Comment imaginer des mecs pas macho ?
Depuis deux ans, avec le mouvement Mee Toocontre le harcèlement, un tournant majeur s’est amorcé. Des femmes innombrables affirment leur volonté d’en finir avec la domination masculine sous ses formes sexuelles banales, vulgaires, brutales. Aux combats déjà menés, toujours à poursuivre, pour l’égalité juridique, mais aussi politique, économique, sociale, s’est ainsi ajoutée une lutte pour une égalité des désirs et de leurs expressions. Pendant ce temps, que font donc les hommes, que disent-ils ?
Ils ricanent, regardent ailleurs ? Ils observent, sans plus ? Ils se montrent solidaires ? En ce cas, pourquoi, comment ? Et à quel prix ? Si des hommes veulent rejoindre ce nouveau monde, que doivent-ils changer dans leur tête, leur vie, leur langage, leurs comportements ? Que veut dire exactement, si on garde en tête l’égalité des genres, être un bon père, un bon compagnon, un bon collègue ?
Chacun reconnaît sans peine combien ces questions sont cruciales, elles engagent le présent et l’avenir proche, voire le long terme.

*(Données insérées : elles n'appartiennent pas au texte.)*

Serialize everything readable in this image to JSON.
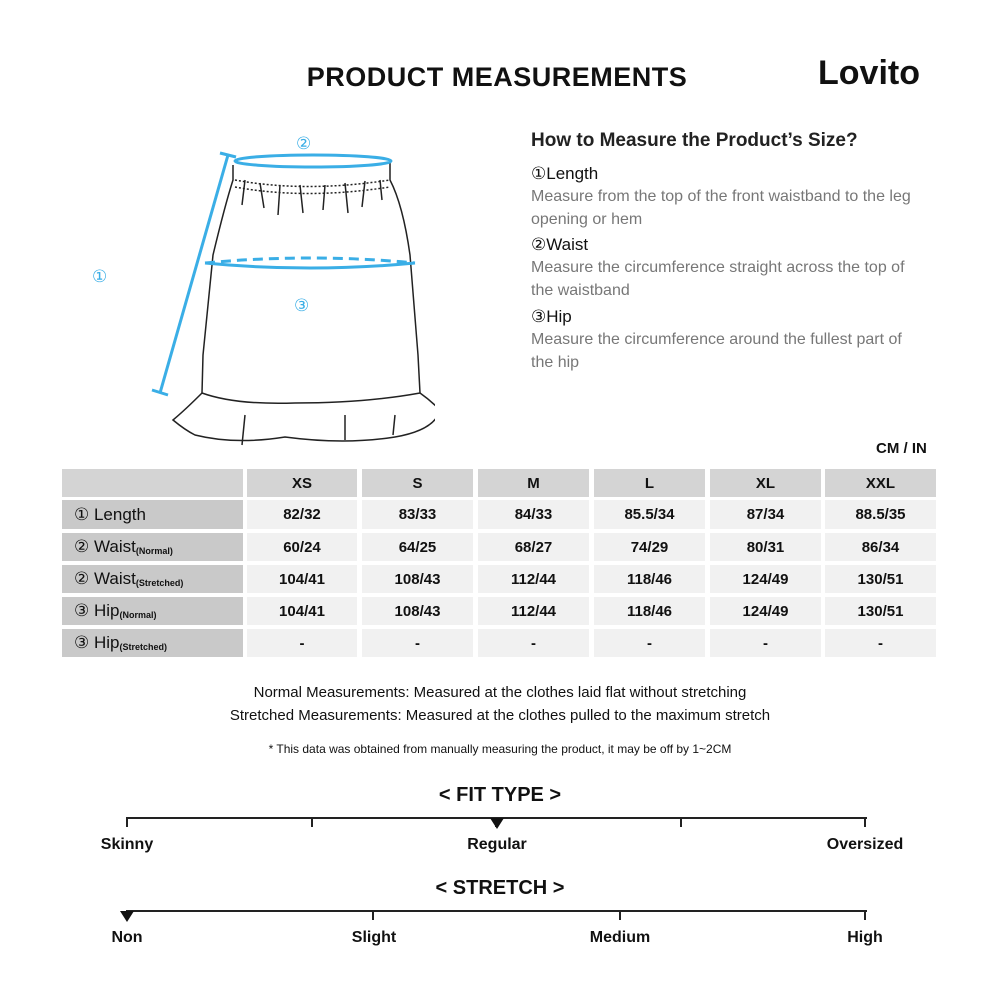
{
  "title": "PRODUCT MEASUREMENTS",
  "logo": "Lovito",
  "diagram": {
    "markers": [
      "①",
      "②",
      "③"
    ],
    "accent": "#3aaee6"
  },
  "howto": {
    "heading": "How to Measure the Product’s Size?",
    "items": [
      {
        "label": "①Length",
        "desc": "Measure from the top of the front waistband to the leg opening or hem"
      },
      {
        "label": "②Waist",
        "desc": "Measure the circumference straight across the top of the waistband"
      },
      {
        "label": "③Hip",
        "desc": "Measure the circumference around the fullest part of the hip"
      }
    ]
  },
  "unit": "CM / IN",
  "table": {
    "sizes": [
      "XS",
      "S",
      "M",
      "L",
      "XL",
      "XXL"
    ],
    "rows": [
      {
        "label": "① Length",
        "sub": "",
        "values": [
          "82/32",
          "83/33",
          "84/33",
          "85.5/34",
          "87/34",
          "88.5/35"
        ]
      },
      {
        "label": "② Waist",
        "sub": "(Normal)",
        "values": [
          "60/24",
          "64/25",
          "68/27",
          "74/29",
          "80/31",
          "86/34"
        ]
      },
      {
        "label": "② Waist",
        "sub": "(Stretched)",
        "values": [
          "104/41",
          "108/43",
          "112/44",
          "118/46",
          "124/49",
          "130/51"
        ]
      },
      {
        "label": "③ Hip",
        "sub": "(Normal)",
        "values": [
          "104/41",
          "108/43",
          "112/44",
          "118/46",
          "124/49",
          "130/51"
        ]
      },
      {
        "label": "③ Hip",
        "sub": "(Stretched)",
        "values": [
          "-",
          "-",
          "-",
          "-",
          "-",
          "-"
        ]
      }
    ]
  },
  "notes": [
    "Normal Measurements: Measured at the clothes laid flat without stretching",
    "Stretched  Measurements: Measured at the clothes pulled to the maximum stretch"
  ],
  "disclaimer": "* This data was obtained from manually measuring the product, it may be off by 1~2CM",
  "fit": {
    "title": "< FIT TYPE >",
    "labels": [
      "Skinny",
      "Regular",
      "Oversized"
    ],
    "selected": "Regular",
    "selected_position": 0.5
  },
  "stretch": {
    "title": "< STRETCH >",
    "labels": [
      "Non",
      "Slight",
      "Medium",
      "High"
    ],
    "selected": "Non",
    "selected_position": 0
  }
}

Pourtant, force est de reconnaître qu’il n’y a pas foule, chez les hommes, pour s’y atteler. Les philosophes, de Platon à Rawls en passant par Kant, se sont préoccupés de justice, sans discontinuer, mais la « justice de genre » est demeurée en dehors de leur horizon. La morale et les questions éthiques furent évidemment à leur menu, quotidiennement, depuis l’Antiquité, pourtant l’interrogation sur la « morale du masculin » est toute nouvelle.
Le nouvel essai d’Ivan Jablonka, Des hommes justes, approfondit ces interrogations, défrichant ainsi un terrain peu balisé. On retrouve ici les qualités qui font de cet auteur, à l’intersection de l’histoire et de la littérature, entre sciences sociales et récit de soi, l’artisan d’une œuvre remarquée. Ce chercheur-écrivain tresse en effet souverainement, de livre en livre, forte érudition et style limpide, implication personnelle et exigence de rigueur.

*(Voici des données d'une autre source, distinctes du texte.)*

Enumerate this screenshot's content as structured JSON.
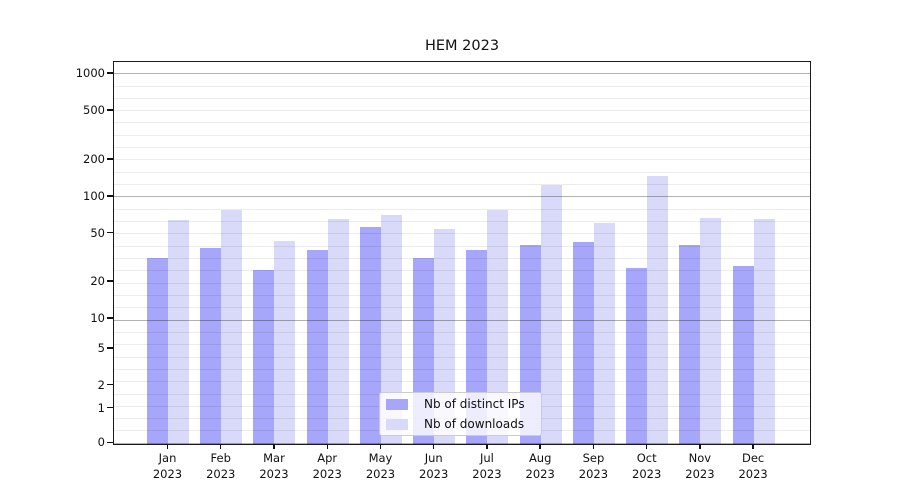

« Ecrire ce livre a été une manière de rompre avec moi-même » remarque-t-il, en conclusion. Rompre avec les avantages que procurent le fait d’être un homme, cela veut dire aussi bien partager les tâches ménagères (sans se croire ni héros ni esclave…) que réfléchir à sa place, son identité, son désir face à l’émancipation des femmes. Cette méditation passe par un retour sur le lointain passé, pour y scruter comment s’est mis en place le patriarcat, l’instauration sociale et politique de la domination masculine. L’historien retrace ensuite les combats du féminisme, évoque ses figures clés, beaucoup de femmes mais aussi quelques hommes, avant de dresser l’inventaire de tout ce qui change, radicalement, aujourd’hui.

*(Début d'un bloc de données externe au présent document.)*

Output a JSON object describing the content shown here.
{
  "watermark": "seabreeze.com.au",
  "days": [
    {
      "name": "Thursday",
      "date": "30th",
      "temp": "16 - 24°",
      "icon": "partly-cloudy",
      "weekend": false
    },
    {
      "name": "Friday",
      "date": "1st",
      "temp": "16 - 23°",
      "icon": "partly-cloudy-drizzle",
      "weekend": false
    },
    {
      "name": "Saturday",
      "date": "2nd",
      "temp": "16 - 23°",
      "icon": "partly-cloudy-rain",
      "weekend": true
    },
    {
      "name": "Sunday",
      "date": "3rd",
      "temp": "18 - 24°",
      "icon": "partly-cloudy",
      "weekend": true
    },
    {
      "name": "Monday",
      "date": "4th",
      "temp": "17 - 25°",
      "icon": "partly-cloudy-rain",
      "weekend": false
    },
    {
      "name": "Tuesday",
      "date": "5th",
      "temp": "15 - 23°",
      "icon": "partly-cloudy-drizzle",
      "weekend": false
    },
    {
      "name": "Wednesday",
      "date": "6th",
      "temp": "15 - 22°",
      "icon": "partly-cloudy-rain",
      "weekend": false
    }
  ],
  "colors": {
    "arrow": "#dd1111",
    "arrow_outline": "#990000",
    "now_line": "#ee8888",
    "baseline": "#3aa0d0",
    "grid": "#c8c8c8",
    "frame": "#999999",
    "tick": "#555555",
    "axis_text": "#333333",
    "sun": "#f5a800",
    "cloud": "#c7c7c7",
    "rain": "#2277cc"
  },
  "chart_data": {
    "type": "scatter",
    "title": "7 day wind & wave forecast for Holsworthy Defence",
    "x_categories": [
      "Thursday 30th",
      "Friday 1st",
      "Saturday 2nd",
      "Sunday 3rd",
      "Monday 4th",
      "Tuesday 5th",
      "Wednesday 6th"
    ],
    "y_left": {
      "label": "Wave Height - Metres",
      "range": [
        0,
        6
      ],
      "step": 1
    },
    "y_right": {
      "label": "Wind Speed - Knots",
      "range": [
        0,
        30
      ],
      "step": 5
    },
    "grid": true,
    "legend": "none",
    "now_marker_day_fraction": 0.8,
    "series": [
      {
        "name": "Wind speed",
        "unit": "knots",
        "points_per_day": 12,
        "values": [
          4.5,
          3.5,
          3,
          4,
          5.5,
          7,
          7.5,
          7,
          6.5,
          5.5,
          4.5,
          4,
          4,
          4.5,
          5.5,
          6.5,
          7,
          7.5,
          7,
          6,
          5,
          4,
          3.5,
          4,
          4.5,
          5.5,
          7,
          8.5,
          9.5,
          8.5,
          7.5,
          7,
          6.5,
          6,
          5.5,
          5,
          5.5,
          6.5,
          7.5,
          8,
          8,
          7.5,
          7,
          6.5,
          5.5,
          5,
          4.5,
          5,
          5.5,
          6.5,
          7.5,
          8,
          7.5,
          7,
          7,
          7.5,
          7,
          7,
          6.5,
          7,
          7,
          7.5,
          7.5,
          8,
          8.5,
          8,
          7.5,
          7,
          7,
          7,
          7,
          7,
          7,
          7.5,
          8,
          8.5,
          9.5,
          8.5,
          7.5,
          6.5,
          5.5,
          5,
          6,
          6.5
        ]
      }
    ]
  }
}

Toutefois, la part la plus neuve du texte, la plus philosophique et la plus intéressante aussi, est consacrée à l’éthique du masculin. Comment être juste en étant homme ? Sur quels critères se guider, selon quelles valeurs se transformer, par quelles actions commencer ? En élaborant des réponses, qui méritent une vive attention, Ivan Jablonka n’ignore pas qu’il propose une nouvelle utopie. Le regard sur sa démarche dépendra donc du crédit qu’on accorde aux utopies. Une nouvelle masculinité entrainerait effectivement de profonds bouleversements dans la famille, la politique, le travail, la sexualité… Mais suffit-il d’y rêver brillamment pour les voir advenir ?
DES HOMMES JUSTES
Du patriarcat aux nouvelles masculinités
d’Ivan Jablonka
Seuil « Les livres du nouveau monde », 444 p., 22 €.